As AI technologies reshape everything from daily routines to creative industries, Good Systems is examining those impacts from multiple angles. Last year, the initiative launched cross-cutting themes to connect its six core research projects and explore questions that span technical, ethical and social domains.
One of the scholars continuing that work is Moody College of Communication postdoctoral fellow Jared Jensen, whose Knowledge, Generative AI and Power theme focuses on two interweaving concepts: how interdisciplinary teams pursue “ethical AI,” and how generative technologies are transforming creative labor and power dynamics.
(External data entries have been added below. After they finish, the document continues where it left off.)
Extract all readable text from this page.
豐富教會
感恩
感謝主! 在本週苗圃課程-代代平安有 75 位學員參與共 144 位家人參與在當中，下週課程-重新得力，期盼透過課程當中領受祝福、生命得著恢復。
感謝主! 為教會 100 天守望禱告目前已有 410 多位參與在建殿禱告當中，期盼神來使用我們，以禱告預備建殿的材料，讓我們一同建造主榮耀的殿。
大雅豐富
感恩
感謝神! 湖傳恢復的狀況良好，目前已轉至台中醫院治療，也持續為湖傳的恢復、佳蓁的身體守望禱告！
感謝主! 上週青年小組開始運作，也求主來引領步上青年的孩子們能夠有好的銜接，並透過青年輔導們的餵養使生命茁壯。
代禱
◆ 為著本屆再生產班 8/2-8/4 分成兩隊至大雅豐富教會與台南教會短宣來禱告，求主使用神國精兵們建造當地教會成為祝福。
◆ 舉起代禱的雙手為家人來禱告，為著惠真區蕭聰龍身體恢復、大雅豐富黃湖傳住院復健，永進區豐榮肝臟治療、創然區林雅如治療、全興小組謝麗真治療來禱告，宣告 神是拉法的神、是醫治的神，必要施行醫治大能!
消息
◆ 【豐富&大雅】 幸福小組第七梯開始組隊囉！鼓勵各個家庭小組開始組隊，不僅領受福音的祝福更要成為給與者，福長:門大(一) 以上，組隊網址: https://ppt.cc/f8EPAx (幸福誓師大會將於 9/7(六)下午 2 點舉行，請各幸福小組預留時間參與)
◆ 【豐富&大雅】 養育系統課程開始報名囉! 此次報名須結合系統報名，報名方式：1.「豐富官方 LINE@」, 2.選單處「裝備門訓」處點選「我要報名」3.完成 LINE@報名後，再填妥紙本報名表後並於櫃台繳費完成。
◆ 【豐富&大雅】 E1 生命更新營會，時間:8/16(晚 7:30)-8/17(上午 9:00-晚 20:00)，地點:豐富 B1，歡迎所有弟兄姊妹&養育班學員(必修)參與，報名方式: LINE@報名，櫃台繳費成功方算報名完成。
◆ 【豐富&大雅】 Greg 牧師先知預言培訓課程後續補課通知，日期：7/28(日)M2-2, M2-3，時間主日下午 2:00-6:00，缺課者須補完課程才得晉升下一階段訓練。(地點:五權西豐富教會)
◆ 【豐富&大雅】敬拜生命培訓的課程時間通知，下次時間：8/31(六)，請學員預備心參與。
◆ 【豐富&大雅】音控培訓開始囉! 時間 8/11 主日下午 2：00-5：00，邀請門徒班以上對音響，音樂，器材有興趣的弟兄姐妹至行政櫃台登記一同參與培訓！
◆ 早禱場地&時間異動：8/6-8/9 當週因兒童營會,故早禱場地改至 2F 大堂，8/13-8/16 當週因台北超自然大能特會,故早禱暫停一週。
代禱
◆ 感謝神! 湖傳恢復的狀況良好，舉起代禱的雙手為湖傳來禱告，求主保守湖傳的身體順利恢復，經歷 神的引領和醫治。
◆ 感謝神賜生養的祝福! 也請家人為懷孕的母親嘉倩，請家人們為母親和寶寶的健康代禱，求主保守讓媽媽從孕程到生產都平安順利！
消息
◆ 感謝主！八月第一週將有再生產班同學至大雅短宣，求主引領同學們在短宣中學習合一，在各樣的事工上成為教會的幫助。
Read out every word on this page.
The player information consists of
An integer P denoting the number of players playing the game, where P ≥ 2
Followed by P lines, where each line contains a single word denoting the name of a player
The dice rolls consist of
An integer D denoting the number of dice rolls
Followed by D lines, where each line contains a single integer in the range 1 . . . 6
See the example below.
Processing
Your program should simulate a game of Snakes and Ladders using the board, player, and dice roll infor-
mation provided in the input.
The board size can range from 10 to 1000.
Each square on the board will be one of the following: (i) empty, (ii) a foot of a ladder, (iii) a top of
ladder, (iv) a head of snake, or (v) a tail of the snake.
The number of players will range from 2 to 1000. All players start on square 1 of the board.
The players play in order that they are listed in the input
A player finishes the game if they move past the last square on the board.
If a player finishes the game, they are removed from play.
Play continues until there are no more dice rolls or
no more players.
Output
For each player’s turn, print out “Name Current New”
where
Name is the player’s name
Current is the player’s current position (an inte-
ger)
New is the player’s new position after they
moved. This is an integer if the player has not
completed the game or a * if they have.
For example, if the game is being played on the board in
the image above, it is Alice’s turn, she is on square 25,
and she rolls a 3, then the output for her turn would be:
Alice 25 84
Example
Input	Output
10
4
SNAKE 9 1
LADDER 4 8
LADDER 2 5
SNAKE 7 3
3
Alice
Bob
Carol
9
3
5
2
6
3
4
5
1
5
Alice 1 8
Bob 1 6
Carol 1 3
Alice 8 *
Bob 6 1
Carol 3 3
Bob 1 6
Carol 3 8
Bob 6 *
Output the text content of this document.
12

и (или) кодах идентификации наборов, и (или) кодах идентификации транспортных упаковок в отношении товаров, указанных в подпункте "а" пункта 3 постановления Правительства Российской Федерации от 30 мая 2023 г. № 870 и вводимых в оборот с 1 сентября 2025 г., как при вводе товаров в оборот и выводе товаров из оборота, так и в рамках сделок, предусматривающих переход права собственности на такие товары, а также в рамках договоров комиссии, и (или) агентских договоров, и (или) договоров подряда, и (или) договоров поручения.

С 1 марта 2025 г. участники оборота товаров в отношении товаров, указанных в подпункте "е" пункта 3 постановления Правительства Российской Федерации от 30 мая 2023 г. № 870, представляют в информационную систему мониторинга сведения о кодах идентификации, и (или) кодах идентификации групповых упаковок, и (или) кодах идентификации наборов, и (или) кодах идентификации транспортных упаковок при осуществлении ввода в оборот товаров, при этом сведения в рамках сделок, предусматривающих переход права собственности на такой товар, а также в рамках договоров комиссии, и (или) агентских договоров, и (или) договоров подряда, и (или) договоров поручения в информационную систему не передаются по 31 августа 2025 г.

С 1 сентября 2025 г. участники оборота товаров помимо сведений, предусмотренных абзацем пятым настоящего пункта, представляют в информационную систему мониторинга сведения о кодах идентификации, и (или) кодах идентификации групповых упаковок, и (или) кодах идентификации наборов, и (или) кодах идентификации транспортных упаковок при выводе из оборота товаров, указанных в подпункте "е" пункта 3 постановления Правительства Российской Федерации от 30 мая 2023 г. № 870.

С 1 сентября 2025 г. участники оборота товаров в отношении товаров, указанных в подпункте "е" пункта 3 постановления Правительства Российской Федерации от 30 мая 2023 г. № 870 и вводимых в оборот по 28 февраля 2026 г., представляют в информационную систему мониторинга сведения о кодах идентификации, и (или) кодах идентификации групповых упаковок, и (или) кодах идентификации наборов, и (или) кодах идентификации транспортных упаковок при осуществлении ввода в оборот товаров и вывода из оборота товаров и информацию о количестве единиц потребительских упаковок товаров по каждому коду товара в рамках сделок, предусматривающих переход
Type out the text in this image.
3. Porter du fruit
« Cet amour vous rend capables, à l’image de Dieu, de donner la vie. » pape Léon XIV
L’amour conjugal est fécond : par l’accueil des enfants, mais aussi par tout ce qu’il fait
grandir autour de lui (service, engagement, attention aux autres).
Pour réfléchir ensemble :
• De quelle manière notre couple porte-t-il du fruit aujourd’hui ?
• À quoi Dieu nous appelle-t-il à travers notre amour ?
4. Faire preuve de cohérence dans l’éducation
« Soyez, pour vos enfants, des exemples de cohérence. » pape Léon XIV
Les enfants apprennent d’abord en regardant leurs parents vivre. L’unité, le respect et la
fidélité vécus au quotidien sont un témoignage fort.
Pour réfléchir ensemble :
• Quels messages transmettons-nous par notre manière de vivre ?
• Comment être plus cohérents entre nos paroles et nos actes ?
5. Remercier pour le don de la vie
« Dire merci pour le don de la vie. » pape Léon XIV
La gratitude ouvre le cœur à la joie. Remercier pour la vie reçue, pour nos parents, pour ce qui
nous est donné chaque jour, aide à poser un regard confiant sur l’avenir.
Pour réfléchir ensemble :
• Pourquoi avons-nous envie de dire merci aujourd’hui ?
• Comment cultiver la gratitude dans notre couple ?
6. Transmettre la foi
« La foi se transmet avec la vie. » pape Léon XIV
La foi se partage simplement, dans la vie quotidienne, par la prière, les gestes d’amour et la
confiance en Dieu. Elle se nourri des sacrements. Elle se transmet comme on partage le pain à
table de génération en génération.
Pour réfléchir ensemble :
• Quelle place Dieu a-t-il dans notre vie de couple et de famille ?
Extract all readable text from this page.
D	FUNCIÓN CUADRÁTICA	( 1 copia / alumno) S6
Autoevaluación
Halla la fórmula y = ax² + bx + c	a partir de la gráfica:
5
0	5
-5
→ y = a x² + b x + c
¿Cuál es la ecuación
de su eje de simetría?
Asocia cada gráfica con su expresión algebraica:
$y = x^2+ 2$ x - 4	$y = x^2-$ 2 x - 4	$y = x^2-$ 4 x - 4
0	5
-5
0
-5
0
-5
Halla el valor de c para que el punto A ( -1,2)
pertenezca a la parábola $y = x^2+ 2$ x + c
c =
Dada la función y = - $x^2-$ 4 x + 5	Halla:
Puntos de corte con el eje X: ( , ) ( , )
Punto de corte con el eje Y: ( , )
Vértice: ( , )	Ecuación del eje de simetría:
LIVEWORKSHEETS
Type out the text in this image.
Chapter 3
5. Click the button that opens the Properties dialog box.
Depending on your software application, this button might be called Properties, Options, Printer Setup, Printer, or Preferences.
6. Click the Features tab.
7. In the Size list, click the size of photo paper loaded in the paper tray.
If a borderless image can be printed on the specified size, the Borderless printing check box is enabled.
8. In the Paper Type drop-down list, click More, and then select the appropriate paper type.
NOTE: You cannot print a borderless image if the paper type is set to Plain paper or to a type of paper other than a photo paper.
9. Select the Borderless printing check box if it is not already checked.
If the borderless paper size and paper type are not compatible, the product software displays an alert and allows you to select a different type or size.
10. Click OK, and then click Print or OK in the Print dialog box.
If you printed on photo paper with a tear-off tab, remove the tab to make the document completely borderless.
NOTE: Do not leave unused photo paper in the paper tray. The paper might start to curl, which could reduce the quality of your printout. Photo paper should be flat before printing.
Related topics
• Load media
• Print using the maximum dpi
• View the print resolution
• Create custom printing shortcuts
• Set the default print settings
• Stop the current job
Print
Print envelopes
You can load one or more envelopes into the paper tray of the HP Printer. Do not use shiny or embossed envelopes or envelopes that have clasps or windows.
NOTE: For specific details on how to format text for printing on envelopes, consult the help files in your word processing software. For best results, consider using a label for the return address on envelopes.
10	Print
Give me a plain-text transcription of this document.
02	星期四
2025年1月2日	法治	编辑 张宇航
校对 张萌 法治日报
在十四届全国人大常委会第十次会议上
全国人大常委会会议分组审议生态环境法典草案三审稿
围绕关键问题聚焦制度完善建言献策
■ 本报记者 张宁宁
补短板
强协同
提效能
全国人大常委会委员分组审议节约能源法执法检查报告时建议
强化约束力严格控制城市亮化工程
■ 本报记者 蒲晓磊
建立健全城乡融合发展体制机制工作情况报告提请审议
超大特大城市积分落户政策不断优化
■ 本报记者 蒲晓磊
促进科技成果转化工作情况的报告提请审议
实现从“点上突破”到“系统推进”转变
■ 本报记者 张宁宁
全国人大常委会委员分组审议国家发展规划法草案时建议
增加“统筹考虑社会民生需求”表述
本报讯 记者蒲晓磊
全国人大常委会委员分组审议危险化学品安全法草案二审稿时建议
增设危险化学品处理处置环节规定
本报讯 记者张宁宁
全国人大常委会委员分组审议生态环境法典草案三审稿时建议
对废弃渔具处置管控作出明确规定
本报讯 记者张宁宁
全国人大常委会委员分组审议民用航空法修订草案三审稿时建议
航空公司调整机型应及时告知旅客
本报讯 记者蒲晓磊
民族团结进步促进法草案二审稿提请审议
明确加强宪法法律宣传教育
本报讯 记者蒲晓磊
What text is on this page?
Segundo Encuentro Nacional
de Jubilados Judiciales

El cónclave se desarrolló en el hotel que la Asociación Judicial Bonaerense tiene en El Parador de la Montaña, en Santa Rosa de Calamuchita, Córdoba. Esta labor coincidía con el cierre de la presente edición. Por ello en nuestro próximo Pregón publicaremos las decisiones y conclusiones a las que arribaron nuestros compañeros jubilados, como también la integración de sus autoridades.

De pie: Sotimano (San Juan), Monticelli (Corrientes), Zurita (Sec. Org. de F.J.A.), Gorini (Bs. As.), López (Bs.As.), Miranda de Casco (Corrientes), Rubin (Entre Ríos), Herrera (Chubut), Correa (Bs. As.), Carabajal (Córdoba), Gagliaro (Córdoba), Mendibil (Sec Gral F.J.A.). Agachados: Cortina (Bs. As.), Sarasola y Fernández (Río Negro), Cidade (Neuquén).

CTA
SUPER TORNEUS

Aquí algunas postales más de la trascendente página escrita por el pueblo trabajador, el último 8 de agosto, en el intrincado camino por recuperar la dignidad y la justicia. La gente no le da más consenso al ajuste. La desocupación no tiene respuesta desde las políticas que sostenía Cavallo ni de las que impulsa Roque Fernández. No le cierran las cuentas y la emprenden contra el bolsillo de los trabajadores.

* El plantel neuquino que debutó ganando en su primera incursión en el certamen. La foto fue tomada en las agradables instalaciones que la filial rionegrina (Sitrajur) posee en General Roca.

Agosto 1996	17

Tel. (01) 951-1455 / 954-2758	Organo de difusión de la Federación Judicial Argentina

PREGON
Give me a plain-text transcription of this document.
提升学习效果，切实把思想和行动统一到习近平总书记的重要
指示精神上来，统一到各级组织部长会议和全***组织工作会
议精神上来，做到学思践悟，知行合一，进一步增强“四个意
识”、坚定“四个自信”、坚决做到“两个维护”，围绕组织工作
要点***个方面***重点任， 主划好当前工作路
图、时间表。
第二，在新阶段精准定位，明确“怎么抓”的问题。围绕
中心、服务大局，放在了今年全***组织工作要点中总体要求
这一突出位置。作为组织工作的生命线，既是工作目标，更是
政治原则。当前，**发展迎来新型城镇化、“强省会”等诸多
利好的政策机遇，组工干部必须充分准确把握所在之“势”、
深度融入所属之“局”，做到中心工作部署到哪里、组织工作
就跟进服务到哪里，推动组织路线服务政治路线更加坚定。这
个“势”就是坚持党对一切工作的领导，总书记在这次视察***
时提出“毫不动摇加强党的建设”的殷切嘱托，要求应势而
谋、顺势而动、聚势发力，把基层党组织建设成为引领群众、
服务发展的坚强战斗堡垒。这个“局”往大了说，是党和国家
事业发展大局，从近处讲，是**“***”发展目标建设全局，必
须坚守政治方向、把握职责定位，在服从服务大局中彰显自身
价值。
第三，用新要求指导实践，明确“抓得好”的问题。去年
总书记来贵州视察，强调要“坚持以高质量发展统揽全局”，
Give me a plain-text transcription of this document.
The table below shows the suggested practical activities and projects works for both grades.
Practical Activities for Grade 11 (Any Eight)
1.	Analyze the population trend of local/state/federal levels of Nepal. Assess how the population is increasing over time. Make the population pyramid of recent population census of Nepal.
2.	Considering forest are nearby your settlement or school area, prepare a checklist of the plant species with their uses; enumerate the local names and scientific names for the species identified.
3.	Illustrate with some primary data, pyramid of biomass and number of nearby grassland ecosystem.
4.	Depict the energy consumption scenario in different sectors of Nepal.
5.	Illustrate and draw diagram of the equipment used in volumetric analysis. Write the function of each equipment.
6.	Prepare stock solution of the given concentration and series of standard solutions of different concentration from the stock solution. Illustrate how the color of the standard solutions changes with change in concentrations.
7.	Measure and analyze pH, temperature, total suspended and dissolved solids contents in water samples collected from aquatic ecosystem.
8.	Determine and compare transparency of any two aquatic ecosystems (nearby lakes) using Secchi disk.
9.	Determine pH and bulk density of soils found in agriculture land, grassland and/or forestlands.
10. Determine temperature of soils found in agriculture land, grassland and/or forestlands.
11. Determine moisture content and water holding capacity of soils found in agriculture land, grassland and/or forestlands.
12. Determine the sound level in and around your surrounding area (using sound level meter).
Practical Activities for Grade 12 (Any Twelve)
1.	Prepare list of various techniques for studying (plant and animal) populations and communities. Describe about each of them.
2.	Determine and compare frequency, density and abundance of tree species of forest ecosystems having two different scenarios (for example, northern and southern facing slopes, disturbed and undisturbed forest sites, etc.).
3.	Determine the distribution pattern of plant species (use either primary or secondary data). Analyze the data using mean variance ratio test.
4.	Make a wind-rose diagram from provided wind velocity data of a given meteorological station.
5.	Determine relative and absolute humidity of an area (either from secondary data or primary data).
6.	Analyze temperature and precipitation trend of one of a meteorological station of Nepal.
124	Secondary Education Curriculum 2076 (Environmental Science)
To understand how research teams define and apply ethics in AI development, Jensen conducted interviews with 30 Good Systems researchers and reviewed their project documents to analyze what he calls ethical boundaries — the shifting limits that determine which ethical issues a project emphasizes, and which remain outside its scope. “We all start with broad, aspirational frameworks, but as projects evolve, those frameworks become bounded,” he said. “Recognizing those boundaries helps us understand how knowledge and ethics are actually organized in collaborative AI work.”
His second research stream investigates how generative AI alters creative production. Working with Good Systems’ Dhiraj Murthy, Sharon Strover and Sam Baker, Jensen conceived generative AI as a form of automation that draws from and recombines existing creative content while increasing economic uncertainty for creative workers. “By studying both ethical boundaries in research and power dynamics in creative industries,” Murthy said, “Jared connects the internal and external dimensions of responsible AI — how we build it and how it reshapes society.”
Jensen and his team also explore the concept of “distanciation,” the growing gap between creators and their work as technology mediates the creative process. “I can sit down with a paint brush, make a painting and then I have a physical object,” Jensen said, “but if an object is mediated by a technology that draws on a bunch of different creative artifacts at once, what place does that put me in as a creative worker, and what does that mean?”
Jensen’s collaboration with Baker, an English professor, began when the two connected over their shared interest in creativity and technology. “That’s one of the brilliant things about this cross-cutting theme,” Jensen said. “We can collaborate across disciplines with different people and bring those different bodies of literature together.… You start answering questions in different ways.”
Over the coming year, Jensen plans to take his research into the field, studying how musicians navigate an AI-saturated creative landscape, a subject that has taken on new resonance with the recent success of an AI-written country hit.
As a musician himself, Jensen says that background helps him connect with participants. “Not only does it complement my interests,” he said, “it also makes it a little bit easier in the sense that when I go into a music-oriented space, I know the language that they speak already.”